Полная версия:
Новорожденный
На вокзале я пытаюсь держаться подальше от полиции. Покупаю билет до Сочи.
– Добрый день. Ваши документы.
Оборачиваюсь.
Двое молодых парней в полицейской форме. Дубинки. Наручники. Пистолеты.
Вытаскиваю паспорт. Протягиваю.
– Домой еду, – говорю. – А что, что-то случилось?
– Оглядываетесь много, – улыбается. – С прошедшим днем рождения. – Возвращает мне паспорт. И они отходят.
Ну да – заглядываю сам – как и сочиняли, мой день рождения был вчера.
До рейса еще семь часов.
Я должен с ней поговорить. Я должен ее увидеть. Нельзя вот так бросать ее здесь одну.
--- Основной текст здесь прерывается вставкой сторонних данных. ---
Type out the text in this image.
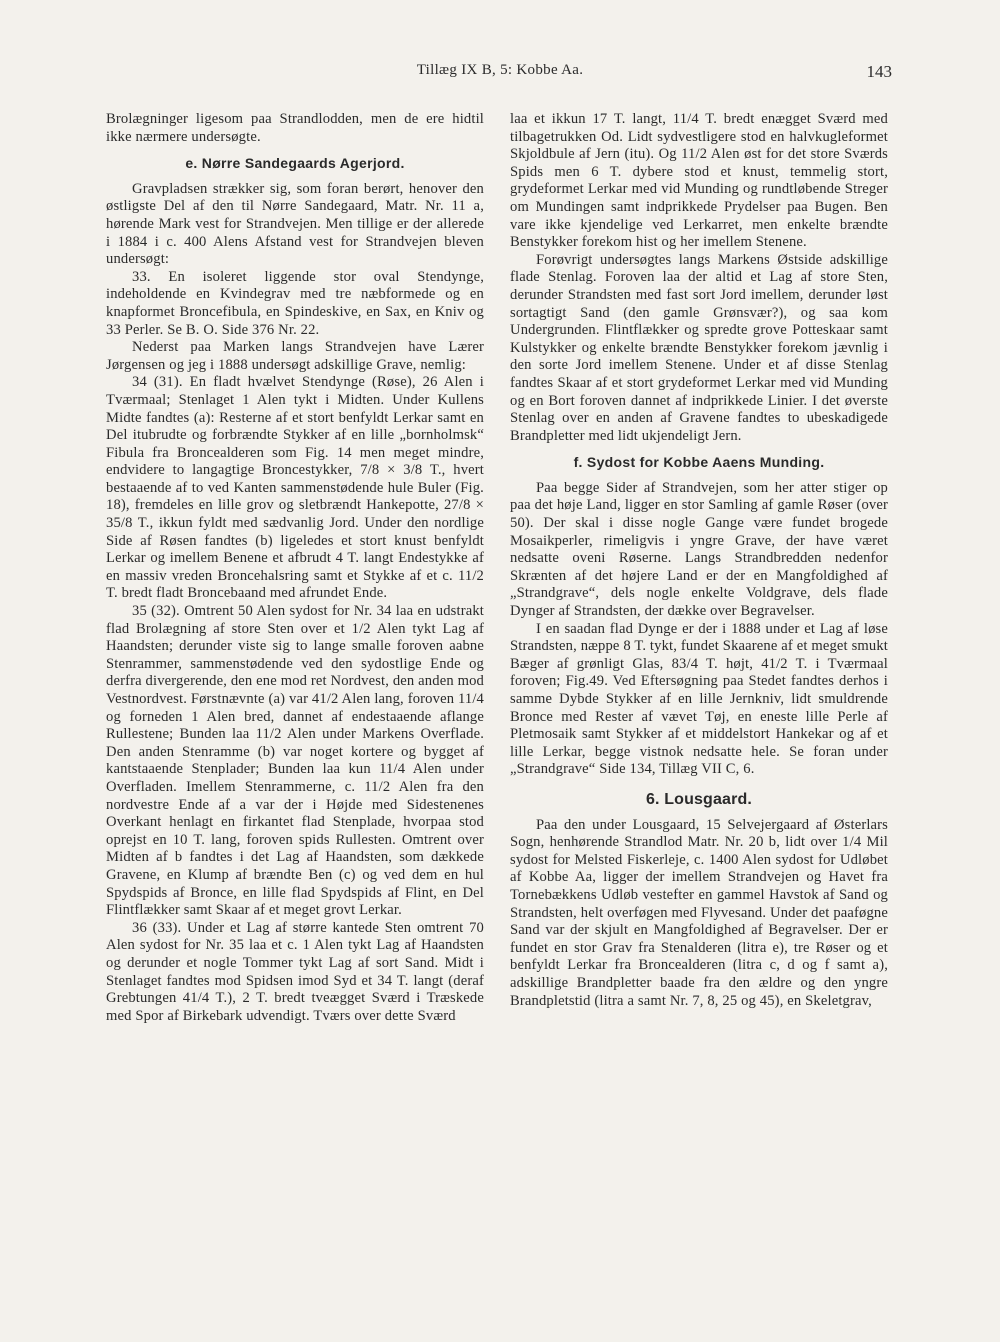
Tillæg IX B, 5: Kobbe Aa.	143

Brolægninger ligesom paa Strandlodden, men de ere hidtil ikke nærmere undersøgte.

e. Nørre Sandegaards Agerjord.

Gravpladsen strækker sig, som foran berørt, henover den østligste Del af den til Nørre Sandegaard, Matr. Nr. 11 a, hørende Mark vest for Strandvejen. Men tillige er der allerede i 1884 i c. 400 Alens Afstand vest for Strandvejen bleven undersøgt:

33. En isoleret liggende stor oval Stendynge, indeholdende en Kvindegrav med tre næbformede og en knapformet Broncefibula, en Spindeskive, en Sax, en Kniv og 33 Perler. Se B. O. Side 376 Nr. 22.

Nederst paa Marken langs Strandvejen have Lærer Jørgensen og jeg i 1888 undersøgt adskillige Grave, nemlig:

34 (31). En fladt hvælvet Stendynge (Røse), 26 Alen i Tværmaal; Stenlaget 1 Alen tykt i Midten. Under Kullens Midte fandtes (a): Resterne af et stort benfyldt Lerkar samt en Del itubrudte og forbrændte Stykker af en lille „bornholmsk“ Fibula fra Broncealderen som Fig. 14 men meget mindre, endvidere to langagtige Broncestykker, 7/8 × 3/8 T., hvert bestaaende af to ved Kanten sammenstødende hule Buler (Fig. 18), fremdeles en lille grov og sletbrændt Hankepotte, 27/8 × 35/8 T., ikkun fyldt med sædvanlig Jord. Under den nordlige Side af Røsen fandtes (b) ligeledes et stort knust benfyldt Lerkar og imellem Benene et afbrudt 4 T. langt Endestykke af en massiv vreden Broncehalsring samt et Stykke af et c. 11/2 T. bredt fladt Broncebaand med afrundet Ende.

35 (32). Omtrent 50 Alen sydost for Nr. 34 laa en udstrakt flad Brolægning af store Sten over et 1/2 Alen tykt Lag af Haandsten; derunder viste sig to lange smalle foroven aabne Stenrammer, sammenstødende ved den sydostlige Ende og derfra divergerende, den ene mod ret Nordvest, den anden mod Vestnordvest. Førstnævnte (a) var 41/2 Alen lang, foroven 11/4 og forneden 1 Alen bred, dannet af endestaaende aflange Rullestene; Bunden laa 11/2 Alen under Markens Overflade. Den anden Stenramme (b) var noget kortere og bygget af kantstaaende Stenplader; Bunden laa kun 11/4 Alen under Overfladen. Imellem Stenrammerne, c. 11/2 Alen fra den nordvestre Ende af a var der i Højde med Sidestenenes Overkant henlagt en firkantet flad Stenplade, hvorpaa stod oprejst en 10 T. lang, foroven spids Rullesten. Omtrent over Midten af b fandtes i det Lag af Haandsten, som dækkede Gravene, en Klump af brændte Ben (c) og ved dem en hul Spydspids af Bronce, en lille flad Spydspids af Flint, en Del Flintflækker samt Skaar af et meget grovt Lerkar.

36 (33). Under et Lag af større kantede Sten omtrent 70 Alen sydost for Nr. 35 laa et c. 1 Alen tykt Lag af Haandsten og derunder et nogle Tommer tykt Lag af sort Sand. Midt i Stenlaget fandtes mod Spidsen imod Syd et 34 T. langt (deraf Grebtungen 41/4 T.), 2 T. bredt tveægget Sværd i Træskede med Spor af Birkebark udvendigt. Tværs over dette Sværd

laa et ikkun 17 T. langt, 11/4 T. bredt enægget Sværd med tilbagetrukken Od. Lidt sydvestligere stod en halvkugleformet Skjoldbule af Jern (itu). Og 11/2 Alen øst for det store Sværds Spids men 6 T. dybere stod et knust, temmelig stort, grydeformet Lerkar med vid Munding og rundtløbende Streger om Mundingen samt indprikkede Prydelser paa Bugen. Ben vare ikke kjendelige ved Lerkarret, men enkelte brændte Benstykker forekom hist og her imellem Stenene.

Forøvrigt undersøgtes langs Markens Østside adskillige flade Stenlag. Foroven laa der altid et Lag af store Sten, derunder Strandsten med fast sort Jord imellem, derunder løst sortagtigt Sand (den gamle Grønsvær?), og saa kom Undergrunden. Flintflækker og spredte grove Potteskaar samt Kulstykker og enkelte brændte Benstykker forekom jævnlig i den sorte Jord imellem Stenene. Under et af disse Stenlag fandtes Skaar af et stort grydeformet Lerkar med vid Munding og en Bort foroven dannet af indprikkede Linier. I det øverste Stenlag over en anden af Gravene fandtes to ubeskadigede Brandpletter med lidt ukjendeligt Jern.

f. Sydost for Kobbe Aaens Munding.

Paa begge Sider af Strandvejen, som her atter stiger op paa det høje Land, ligger en stor Samling af gamle Røser (over 50). Der skal i disse nogle Gange være fundet brogede Mosaikperler, rimeligvis i yngre Grave, der have været nedsatte oveni Røserne. Langs Strandbredden nedenfor Skrænten af det højere Land er der en Mangfoldighed af „Strandgrave“, dels nogle enkelte Voldgrave, dels flade Dynger af Strandsten, der dække over Begravelser.

I en saadan flad Dynge er der i 1888 under et Lag af løse Strandsten, næppe 8 T. tykt, fundet Skaarene af et meget smukt Bæger af grønligt Glas, 83/4 T. højt, 41/2 T. i Tværmaal foroven; Fig.49. Ved Eftersøgning paa Stedet fandtes derhos i samme Dybde Stykker af en lille Jernkniv, lidt smuldrende Bronce med Rester af vævet Tøj, en eneste lille Perle af Pletmosaik samt Stykker af et middelstort Hankekar og af et lille Lerkar, begge vistnok nedsatte hele. Se foran under „Strandgrave“ Side 134, Tillæg VII C, 6.

6. Lousgaard.

Paa den under Lousgaard, 15 Selvejergaard af Østerlars Sogn, henhørende Strandlod Matr. Nr. 20 b, lidt over 1/4 Mil sydost for Melsted Fiskerleje, c. 1400 Alen sydost for Udløbet af Kobbe Aa, ligger der imellem Strandvejen og Havet fra Tornebækkens Udløb vestefter en gammel Havstok af Sand og Strandsten, helt overføgen med Flyvesand. Under det paaføgne Sand var der skjult en Mangfoldighed af Begravelser. Der er fundet en stor Grav fra Stenalderen (litra e), tre Røser og et benfyldt Lerkar fra Broncealderen (litra c, d og f samt a), adskillige Brandpletter baade fra den ældre og den yngre Brandpletstid (litra a samt Nr. 7, 8, 25 og 45), en Skeletgrav,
Маришечка. Красотулечка моя. Я верну тебя. Я верну нам нашу жизнь.
Беру такси.
– ЛотБанк.
Выхожу неподалеку. Жду.
Уже почти шесть. Скоро.
Вижу. Вот она. Моя красотулечка. С ней никого. Она садится в нашу синюю Хонду и едет.
Быстро ловлю такси.
– Пожалуйста, за этой машиной.
Улица Цветочная. Она едет домой. Это хорошо.
Паркуется. Заходит в дом.
Расплачиваюсь. Выхожу из машины. Оглядываюсь.
Осторожно проникаю во двор. Подхожу к окну. Оно вновь вставлено на место. Никого не видно. Наверное, поднялась в спальню.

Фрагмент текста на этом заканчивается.